INK Research's sentiment indicator for the energy sector is sitting at 113 per cent. At that level, there is just a slightly higher number of stocks with key insider buying than selling over the past 60 days. That's down from 126 per cent when we last checked in on the indicator on March 24, and well below readings above 160 per cent at the start of this year. At 160 per cent, there would be 1.6 stocks with key insider buying for every one with selling.

Furthermore, total selling of energy stocks by insiders over the past 60 days reached a 52-week high of $343-million last week.

"Insiders continue to demonstrate particular restraint towards the Canadian energy sector," Ted Dixon, CEO of INK Research, said in a report today.

Clearly, some profit-taking is going on. Consider that the rally in the S&P/TSX capped energy index has even outperformed the tech-heavy PowerShares QQQ Trust ETF by almost 2 per cent in the past year. That ETF is filled with the high-flying momentum stocks that have gone in reverse over the last couple of weeks and led the broader-market declines.

"Investor spirits are being lifted by high oil prices which are up thanks in part to geopolitical factors," such as the political crisis in the Ukraine, Mr. Dixon said. "Insiders, however, seem quite prepared to take profits as the West Texas Intermediate price nears the $105 (U.S.) per barrel mark."

Mr. Dixon isn't suggesting Canadian oil and gas stocks are in a bubble. He thinks there remains some potentially attractive growth stocks in the oil and gas sector.

But risks appear to be rising.

"At this point, we suggest it is important to keep in mind that even if current high oil prices help to boost immediate cash flow at producers, the medium-term implications may not be so positive. Higher energy costs could end up dampening demand due to slower overall economic activity," he said.

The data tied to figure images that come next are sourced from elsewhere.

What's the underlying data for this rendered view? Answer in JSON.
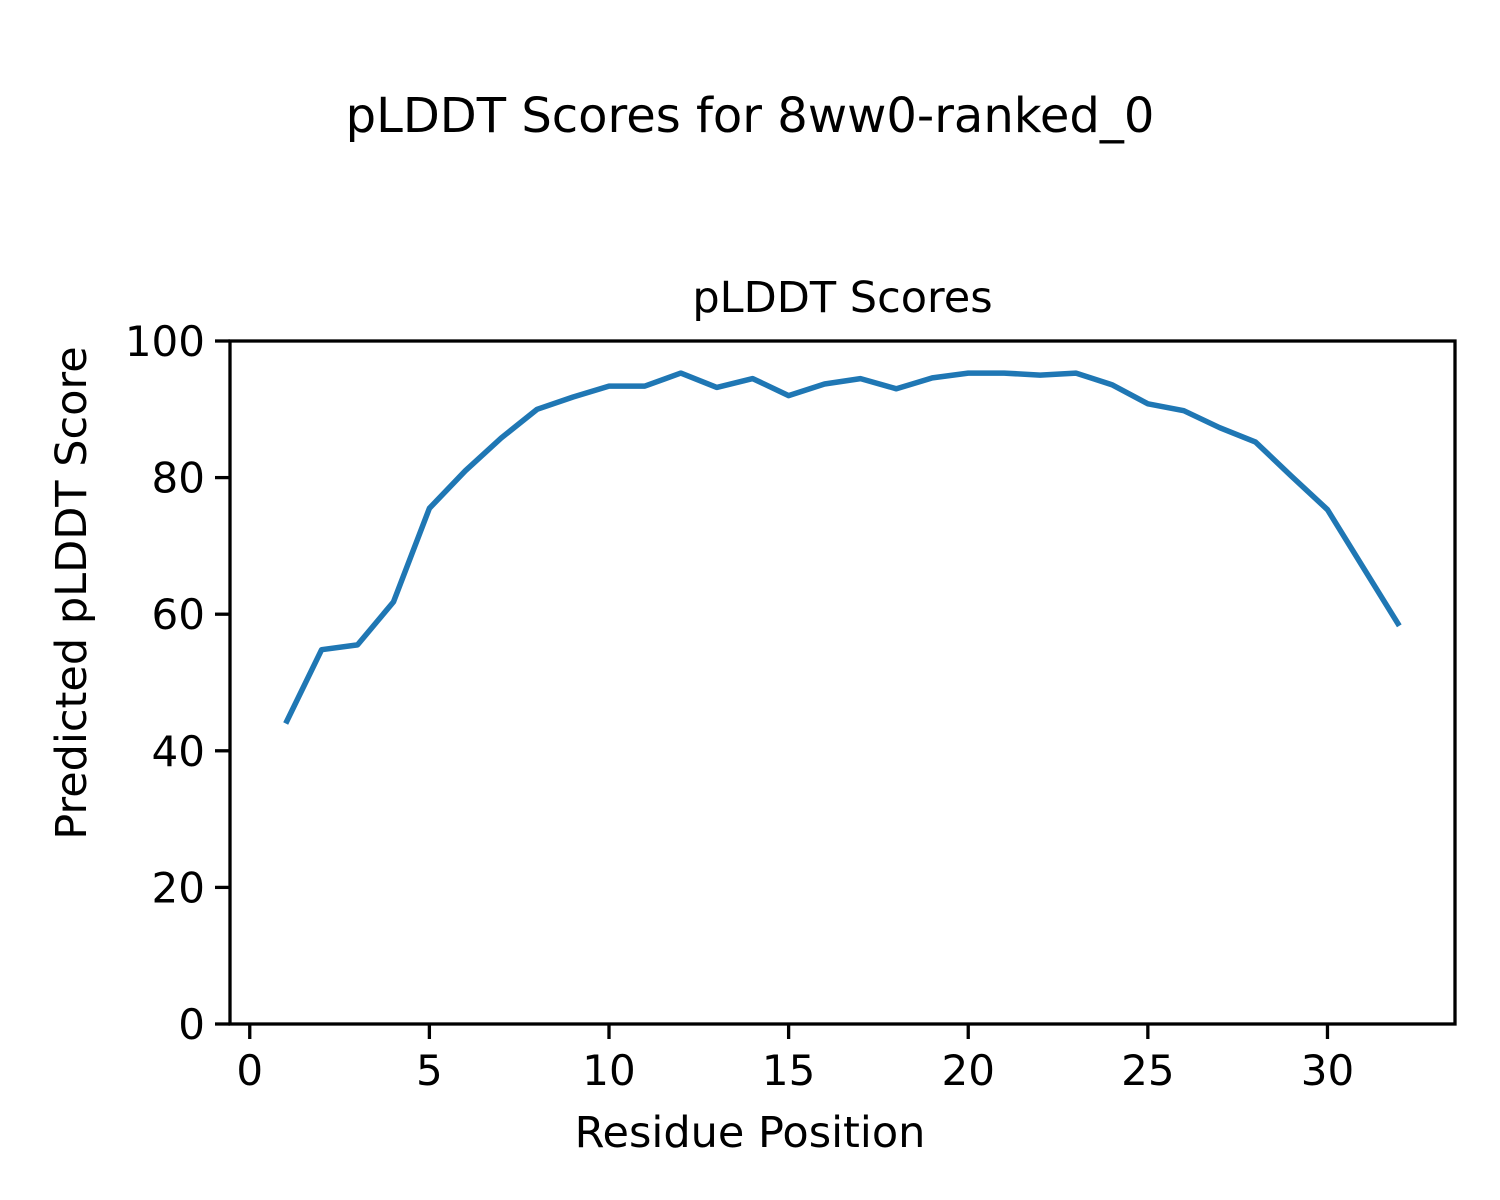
{
  "figure": {
    "suptitle": "pLDDT Scores for 8ww0-ranked_0",
    "background_color": "#ffffff",
    "text_color": "#000000"
  },
  "chart_data": {
    "type": "line",
    "title": "pLDDT Scores",
    "xlabel": "Residue Position",
    "ylabel": "Predicted pLDDT Score",
    "legend": null,
    "grid": false,
    "line_color": "#1f77b4",
    "axis_color": "#000000",
    "xlim": [
      -0.55,
      33.55
    ],
    "ylim": [
      0,
      100
    ],
    "xticks": [
      0,
      5,
      10,
      15,
      20,
      25,
      30
    ],
    "yticks": [
      0,
      20,
      40,
      60,
      80,
      100
    ],
    "x": [
      1,
      2,
      3,
      4,
      5,
      6,
      7,
      8,
      9,
      10,
      11,
      12,
      13,
      14,
      15,
      16,
      17,
      18,
      19,
      20,
      21,
      22,
      23,
      24,
      25,
      26,
      27,
      28,
      29,
      30,
      31,
      32
    ],
    "y": [
      44.0,
      54.8,
      55.5,
      61.8,
      75.5,
      81.0,
      85.8,
      90.0,
      91.8,
      93.4,
      93.4,
      95.3,
      93.2,
      94.5,
      92.0,
      93.7,
      94.5,
      93.0,
      94.6,
      95.3,
      95.3,
      95.0,
      95.3,
      93.6,
      90.8,
      89.8,
      87.3,
      85.2,
      80.2,
      75.3,
      66.8,
      58.3
    ]
  }
}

Overall, Canadian insiders remain relatively downbeat for the Toronto market this spring - with the exception of the gold and real estate investment trust sectors. The INK sentiment indicator for TSX-listed stocks is currently at 98.1 per cent, just below the 100 per cent level that would indicate an equal number of stocks with insider buying and insider selling. A year ago, the indicator was at 150 per cent and had peaked well above 200 per cent in the early summer - where there were two stocks with insider buying for every one with selling.